I’,\m sitting here wondering what makes this so complicated.
First I ask myself why is this even an issue. Why can’t we sleep with whoever we want? Is it infidelity if it happens befoe marriage? Why does sex with other people threaten us so much?
My second question is why should anyone be afraid of sharing the information? I think we might be afraid of anger and repercussions. We might not be believed, and even if we are, the messenger is often shot. In any case, both members of the couple may come after us in some way. Is that risk worth the potential benefit?
What is the benefit, anyway? Is there any obligation to inform a stranger? I think there is an obligation if you believe they will be hurt without the information.

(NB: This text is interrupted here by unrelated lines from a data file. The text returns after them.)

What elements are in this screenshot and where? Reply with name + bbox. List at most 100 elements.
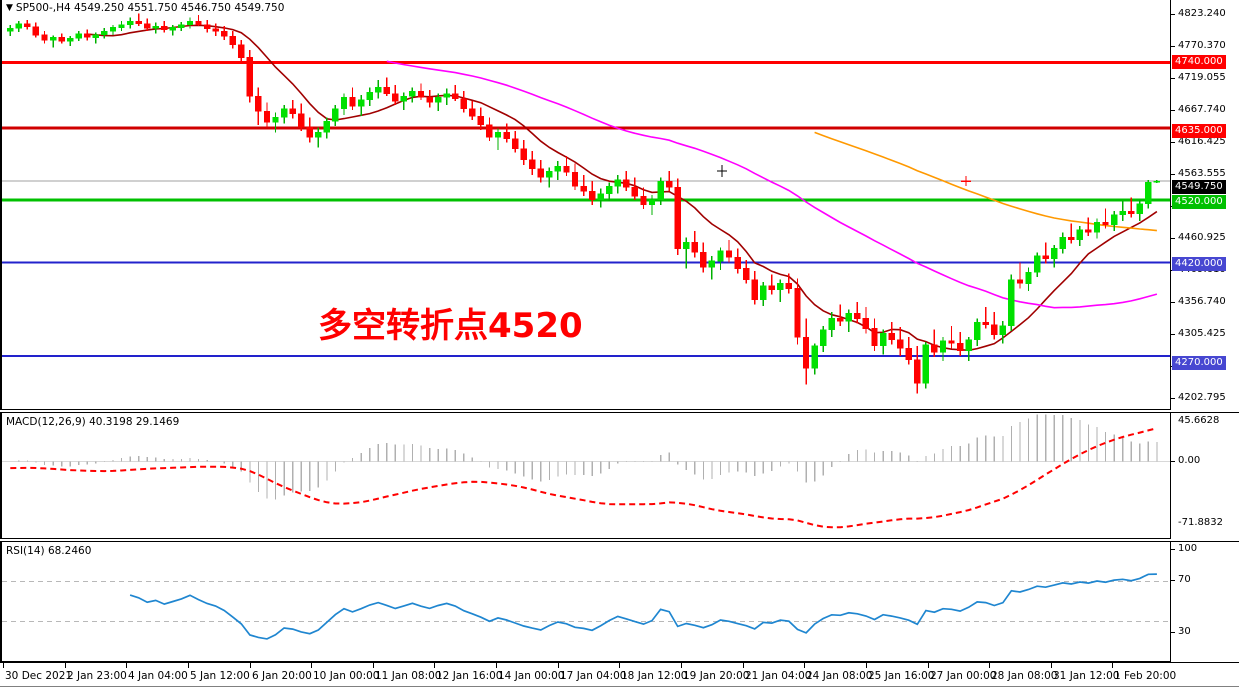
candle-bearish (785, 283, 793, 289)
price-axis[interactable]: 4823.240 4770.370 4719.055 4667.740 4616.425… (1170, 0, 1239, 410)
candle-bullish (597, 193, 604, 201)
price-plot-area[interactable] (2, 0, 1170, 409)
candle-bullish (1033, 255, 1041, 273)
macd-axis-label: -71.8832 (1178, 517, 1223, 528)
price-level-chip[interactable]: 4520.000 (1172, 195, 1226, 209)
candle-bullish (374, 87, 382, 93)
candle-bearish (520, 148, 527, 161)
candle-bullish (186, 20, 194, 26)
price-chart-panel[interactable]: 4823.240 4770.370 4719.055 4667.740 4616.425… (0, 0, 1239, 410)
candle-bearish (451, 93, 459, 99)
candle-bearish (511, 138, 519, 149)
price-axis-label: 4356.740 (1178, 296, 1226, 307)
rsi-axis-label: 70 (1178, 574, 1191, 585)
candle-bearish (742, 268, 750, 280)
candle-bearish (725, 250, 733, 258)
candle-bullish (49, 37, 57, 41)
price-level-chip[interactable]: 4549.750 (1172, 180, 1226, 194)
candle-bullish (648, 199, 656, 206)
candle-bullish (605, 185, 613, 194)
rsi-panel[interactable]: 100 70 30 (0, 541, 1239, 662)
time-axis-label: 19 Jan 20:00 (683, 670, 750, 682)
candle-bullish (683, 242, 690, 249)
macd-panel[interactable]: 45.6628 0.00 -71.8832 (0, 412, 1239, 539)
rsi-line (129, 573, 1157, 640)
price-series-svg (2, 13, 1170, 394)
candle-bullish (708, 260, 716, 268)
axis-tick (1171, 632, 1175, 633)
time-axis[interactable]: 30 Dec 2021 2 Jan 23:00 4 Jan 04:00 5 Jan 1… (0, 662, 1239, 689)
candle-bullish (1110, 214, 1118, 226)
time-axis-tick (496, 663, 497, 668)
candle-bullish (118, 24, 125, 28)
macd-axis[interactable]: 45.6628 0.00 -71.8832 (1170, 413, 1239, 539)
panel-left-edge (0, 0, 2, 409)
time-axis-tick (681, 663, 682, 668)
time-axis-label: 21 Jan 04:00 (745, 670, 812, 682)
candle-bearish (956, 343, 964, 352)
candle-bullish (811, 345, 818, 369)
price-level-chip[interactable]: 4740.000 (1172, 55, 1226, 69)
candle-bearish (905, 348, 912, 360)
candle-bullish (1051, 248, 1058, 259)
candle-bearish (991, 324, 998, 336)
candle-bullish (973, 321, 981, 341)
candle-bullish (67, 37, 74, 42)
rsi-axis[interactable]: 100 70 30 (1170, 542, 1239, 662)
candle-bullish (178, 24, 185, 28)
candle-bearish (417, 90, 425, 98)
candle-bearish (246, 57, 254, 97)
candle-bearish (238, 44, 245, 58)
candle-bullish (546, 170, 553, 178)
candle-bullish (554, 165, 562, 172)
axis-tick (1171, 78, 1175, 79)
time-axis-label: 27 Jan 00:00 (930, 670, 997, 682)
candle-bearish (665, 180, 673, 188)
price-level-chip[interactable]: 4635.000 (1172, 124, 1226, 138)
candle-bearish (700, 252, 707, 268)
candle-bullish (169, 27, 176, 31)
candle-bullish (1136, 203, 1144, 214)
price-axis-label: 4616.425 (1178, 136, 1226, 147)
candle-bearish (802, 336, 810, 369)
candle-bearish (537, 168, 545, 178)
candle-bullish (965, 339, 972, 352)
time-axis-tick (558, 663, 559, 668)
candle-bullish (315, 132, 322, 138)
time-axis-label: 30 Dec 2021 (5, 670, 73, 682)
candle-bearish (854, 313, 861, 319)
axis-tick (1171, 142, 1175, 143)
candle-bearish (306, 127, 313, 138)
price-axis-label: 4770.370 (1178, 40, 1226, 51)
candle-bullish (1008, 279, 1015, 327)
rsi-plot-area[interactable] (2, 542, 1170, 661)
candle-bearish (212, 28, 219, 32)
price-level-chip[interactable]: 4420.000 (1172, 257, 1226, 271)
candle-bearish (426, 97, 433, 103)
candle-bearish (794, 288, 801, 338)
candle-bearish (691, 242, 699, 253)
candle-bullish (1076, 229, 1084, 241)
time-axis-tick (619, 663, 620, 668)
candle-bullish (1025, 271, 1032, 284)
macd-axis-label: 0.00 (1178, 455, 1201, 466)
chevron-down-icon[interactable]: ▼ (6, 3, 13, 13)
macd-plot-area[interactable] (2, 413, 1170, 538)
panel-left-edge (0, 542, 2, 661)
candle-bearish (1016, 279, 1024, 284)
candle-bearish (503, 132, 510, 139)
candle-bullish (1145, 182, 1152, 204)
time-axis-label: 24 Jan 08:00 (806, 670, 873, 682)
price-level-chip[interactable]: 4270.000 (1172, 356, 1226, 370)
candle-bullish (357, 99, 365, 107)
time-axis-label: 18 Jan 12:00 (621, 670, 688, 682)
price-axis-label: 4823.240 (1178, 8, 1226, 19)
candle-bearish (751, 279, 758, 301)
time-axis-label: 1 Feb 20:00 (1114, 670, 1177, 682)
candle-bullish (340, 97, 348, 109)
candle-bearish (948, 340, 955, 344)
candle-bearish (221, 30, 228, 37)
candle-bullish (879, 333, 887, 347)
time-axis-tick (866, 663, 867, 668)
candle-bullish (152, 25, 159, 29)
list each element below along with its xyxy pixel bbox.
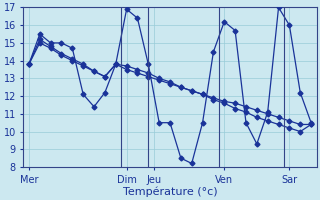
X-axis label: Température (°c): Température (°c)	[123, 186, 217, 197]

And what about my reputation? Will it suffer if people find out I’m sleeping around and having one night stands with random strangers? It could happen.

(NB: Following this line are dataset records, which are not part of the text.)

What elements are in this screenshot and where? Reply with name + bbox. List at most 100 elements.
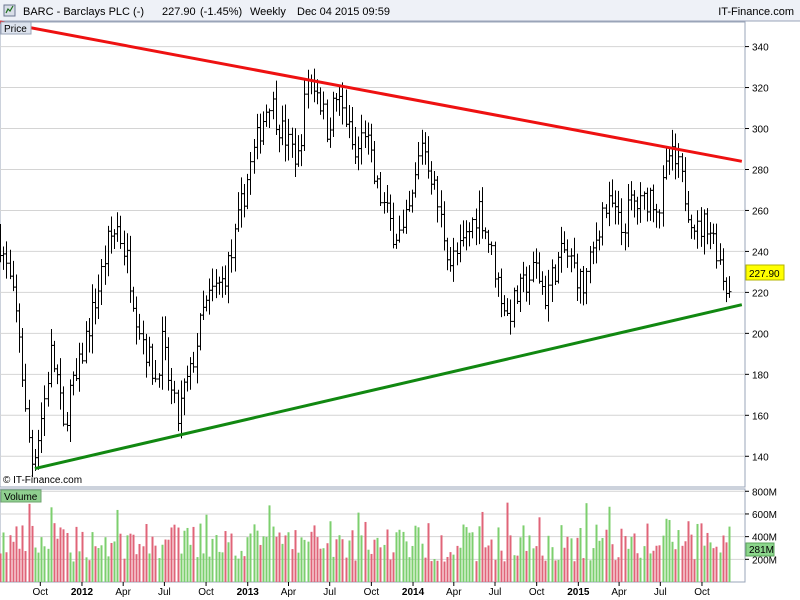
volume-bar [563, 547, 566, 582]
volume-bar [230, 533, 233, 582]
price-bars [0, 68, 732, 478]
volume-bar [693, 559, 696, 582]
volume-bar [430, 561, 433, 582]
volume-bar [262, 536, 265, 582]
volume-bar [21, 525, 24, 582]
time-tick-label: Apr [611, 587, 627, 598]
volume-bar [598, 540, 601, 582]
time-tick-label: Apr [115, 587, 131, 598]
volume-bar [595, 524, 598, 582]
last-volume-text: 281M [749, 545, 774, 556]
instrument-title: BARC - Barclays PLC (-) [23, 6, 144, 18]
time-tick-label: Oct [33, 587, 49, 598]
volume-bar [503, 561, 506, 582]
header-bar [0, 0, 800, 21]
volume-bar [570, 538, 573, 582]
support-trendline[interactable] [34, 303, 743, 471]
volume-bar [208, 556, 211, 582]
volume-bar [535, 546, 538, 582]
header-timestamp: Dec 04 2015 09:59 [297, 6, 390, 18]
volume-bar [528, 535, 531, 582]
volume-bar [196, 557, 199, 582]
volume-bar [47, 548, 50, 582]
resistance-trendline[interactable] [0, 20, 743, 163]
volume-bar [662, 535, 665, 582]
volume-bar [329, 521, 332, 582]
volume-bar [532, 548, 535, 582]
volume-bar [424, 557, 427, 582]
volume-bar [348, 540, 351, 582]
volume-bar [408, 557, 411, 582]
volume-bar [211, 538, 214, 582]
volume-bar [373, 539, 376, 582]
app-icon [3, 4, 16, 17]
volume-bar [113, 541, 116, 582]
volume-bar [104, 537, 107, 582]
volume-bar [681, 545, 684, 582]
volume-bar [357, 512, 360, 582]
volume-bar [81, 531, 84, 582]
volume-bar [719, 552, 722, 582]
last-price-text: 227.90 [749, 269, 780, 280]
volume-bar [722, 535, 725, 582]
volume-bar [148, 553, 151, 582]
volume-bar [332, 556, 335, 582]
volume-bar [345, 557, 348, 582]
volume-bar [630, 536, 633, 582]
volume-bar [310, 531, 313, 582]
price-tick-label: 140 [752, 452, 769, 463]
last-volume-badge: 281M [745, 542, 775, 557]
volume-bar [53, 523, 56, 582]
volume-bar [608, 506, 611, 582]
price-tick-label: 260 [752, 206, 769, 217]
volume-bar [281, 543, 284, 582]
time-tick-label: Jul [654, 587, 667, 598]
volume-bar [215, 535, 218, 582]
header-brand: IT-Finance.com [718, 6, 794, 18]
volume-bar [668, 520, 671, 582]
volume-bar [326, 543, 329, 582]
price-axis: 140 160 180 200 220 240 260 280 300 320 340 [745, 43, 769, 463]
volume-bar [481, 511, 484, 582]
volume-bar [161, 544, 164, 582]
volume-bar [145, 524, 148, 582]
price-tick-label: 240 [752, 247, 769, 258]
volume-bar [687, 521, 690, 582]
volume-bar [37, 552, 40, 582]
volume-bar [436, 560, 439, 582]
volume-bar [158, 558, 161, 582]
time-tick-label: Apr [281, 587, 297, 598]
volume-bar [636, 553, 639, 582]
volume-bar [338, 535, 341, 582]
volume-bar [712, 548, 715, 582]
volume-bar [97, 548, 100, 582]
volume-bar [573, 561, 576, 582]
volume-bar [218, 551, 221, 582]
volume-bar [307, 541, 310, 582]
price-tick-label: 280 [752, 165, 769, 176]
volume-bar [123, 558, 126, 582]
volume-bar [554, 560, 557, 582]
volume-bar [449, 552, 452, 582]
volume-bar [566, 536, 569, 582]
volume-bar [272, 526, 275, 582]
volume-bar [62, 529, 65, 582]
header-period: Weekly [250, 6, 286, 18]
volume-bar [287, 532, 290, 582]
volume-bar [313, 525, 316, 582]
volume-bar [192, 526, 195, 582]
volume-bar [547, 535, 550, 582]
volume-bar [551, 547, 554, 582]
volume-bars [0, 502, 731, 582]
volume-bar [494, 559, 497, 582]
time-tick-label: Oct [364, 587, 380, 598]
volume-bar [91, 532, 94, 582]
volume-bar [725, 542, 728, 582]
volume-bar [135, 554, 138, 582]
time-tick-label: Oct [529, 587, 545, 598]
volume-bar [138, 543, 141, 582]
volume-bar [582, 558, 585, 582]
volume-bar [31, 525, 34, 582]
volume-bar [379, 547, 382, 582]
volume-bar [475, 561, 478, 582]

Whose moral responsibility is it? I think the guy should tell her. But maybe their relationship does not require honesty.
If you decide to tell, how should you do it? An anonymous letter is the worst way to do it. If you tell, you have to stand behind your accusation. She needs evidence, not just a poison pen letter. She won’t know what to believe, and will think someone is just jealous and trying to poison her relationship. If you can’t do this straight-forwardly, don’t do it.

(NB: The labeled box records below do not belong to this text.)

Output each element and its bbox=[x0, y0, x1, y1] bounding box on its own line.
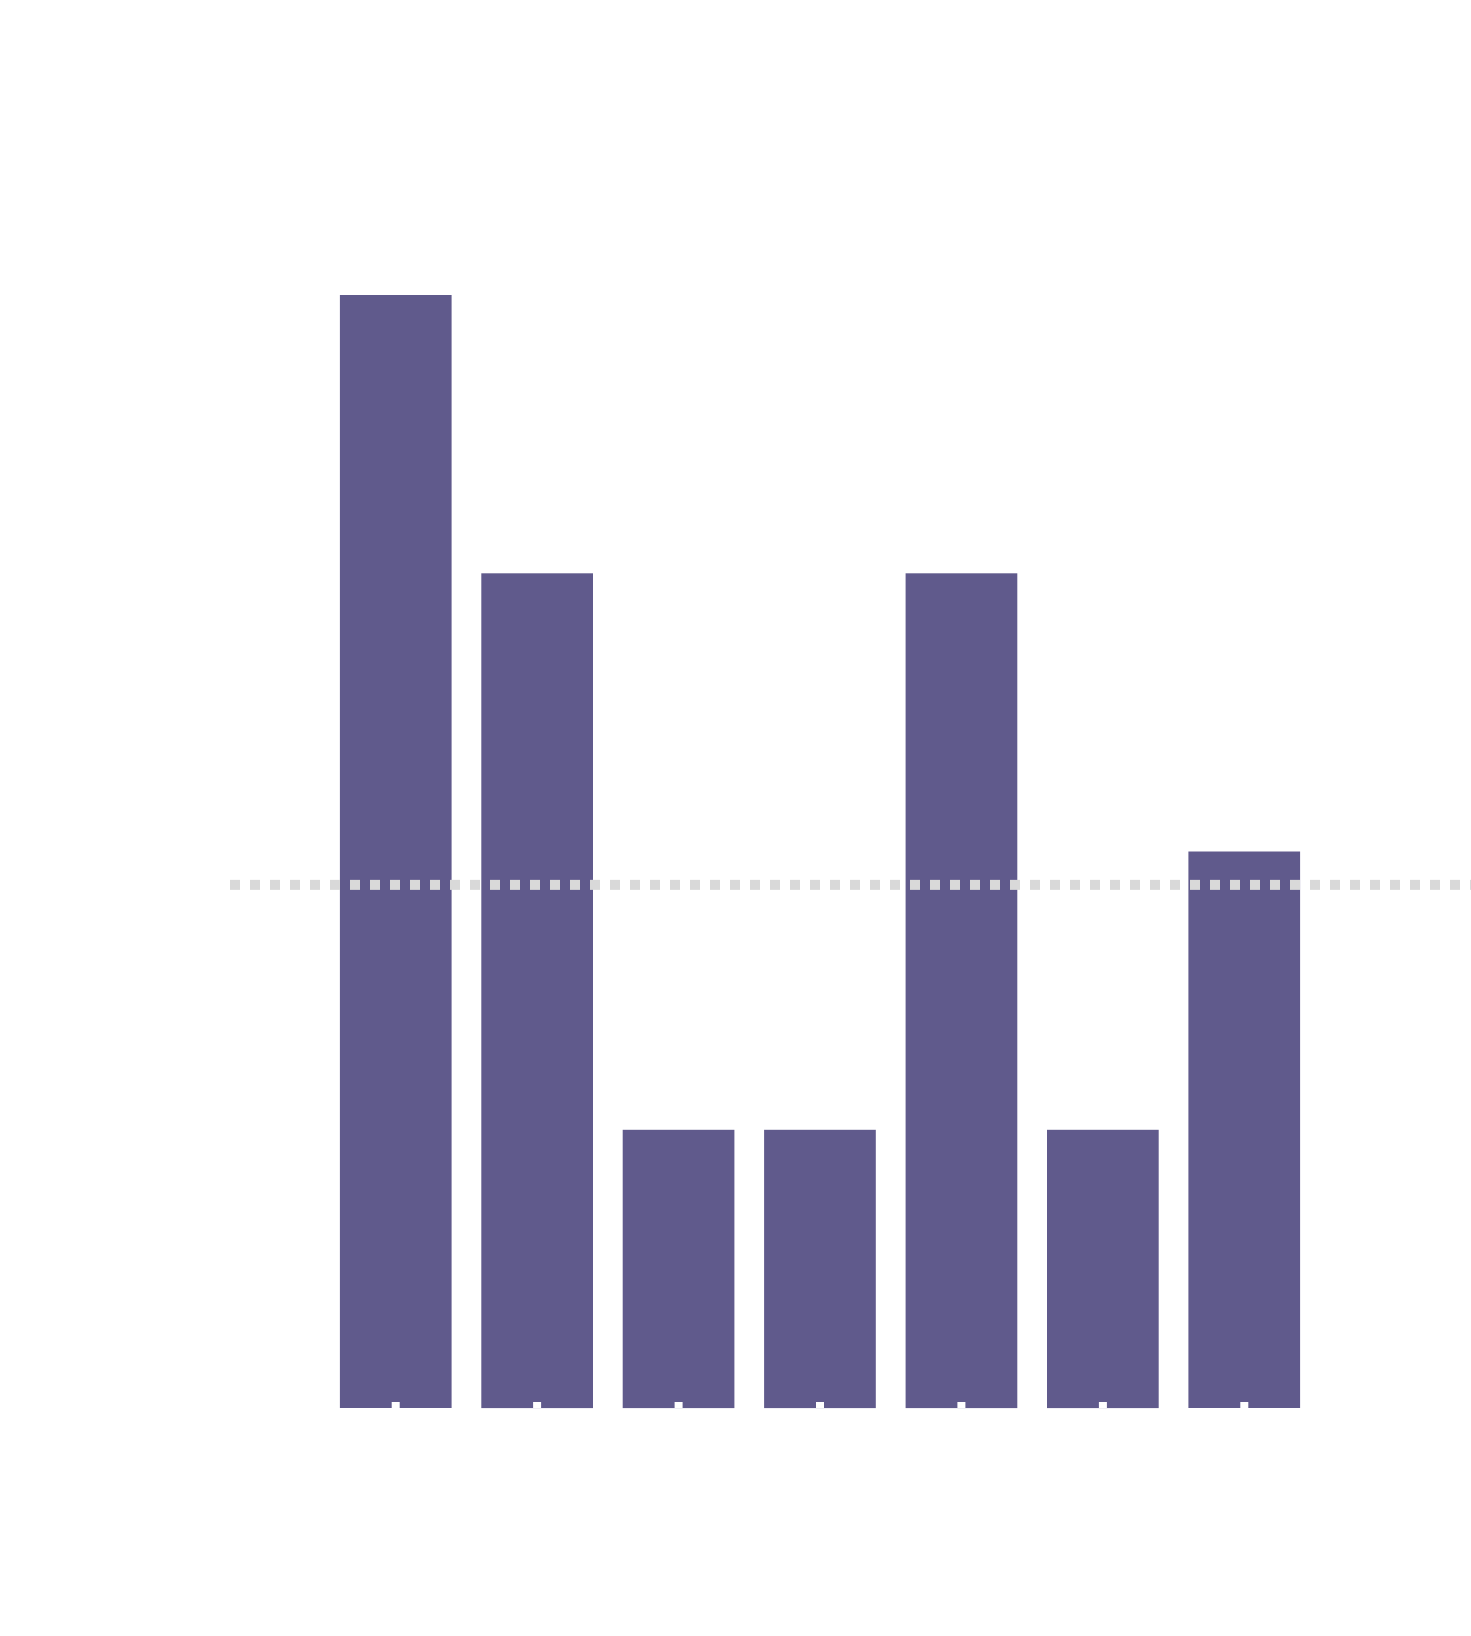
x-tick-3 bbox=[674, 1402, 683, 1408]
x-tick-5 bbox=[957, 1402, 966, 1408]
x-tick-6 bbox=[1098, 1402, 1107, 1408]
bar-2 bbox=[481, 573, 593, 1409]
bar-7 bbox=[1188, 851, 1301, 1408]
bar-5 bbox=[905, 573, 1018, 1409]
x-tick-4 bbox=[816, 1402, 824, 1408]
bar-3 bbox=[622, 1129, 735, 1409]
x-ticks-layer bbox=[391, 1402, 1249, 1408]
x-tick-2 bbox=[533, 1402, 542, 1408]
x-tick-1 bbox=[391, 1402, 400, 1408]
bars-layer bbox=[339, 295, 1301, 1409]
x-tick-7 bbox=[1240, 1402, 1249, 1408]
bar-6 bbox=[1047, 1129, 1159, 1409]
bar-1 bbox=[339, 295, 452, 1408]
bar-4 bbox=[764, 1129, 876, 1409]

If you believe you are truly helping someone, and she is somehow unaware of the character of her fiance, then tell, and tell to her face. You have to be able to look her in the eye on this, or you won’t be believed.
If you can’t do that, don’t tell. You aren’t helping.
If I were to tell, I’d do some research first. I’d try to find a friend of hers I could talk to, to see how much is already known. Then I’d work out an approach. But you are in a precarious position. You’re the one who slept with some guy without knowing him. You’re a loose woman, and as such, your honesty is quite questionable. This is not a judgement. I just think this is what people will think.
Anyway, I can’t offer an opinion. There’s not enough information. Every case is individual. No one size fits all in situations like this. It’s truly hard to know what the right thing is. I wish you luck, and I’m glad I’m not in your position.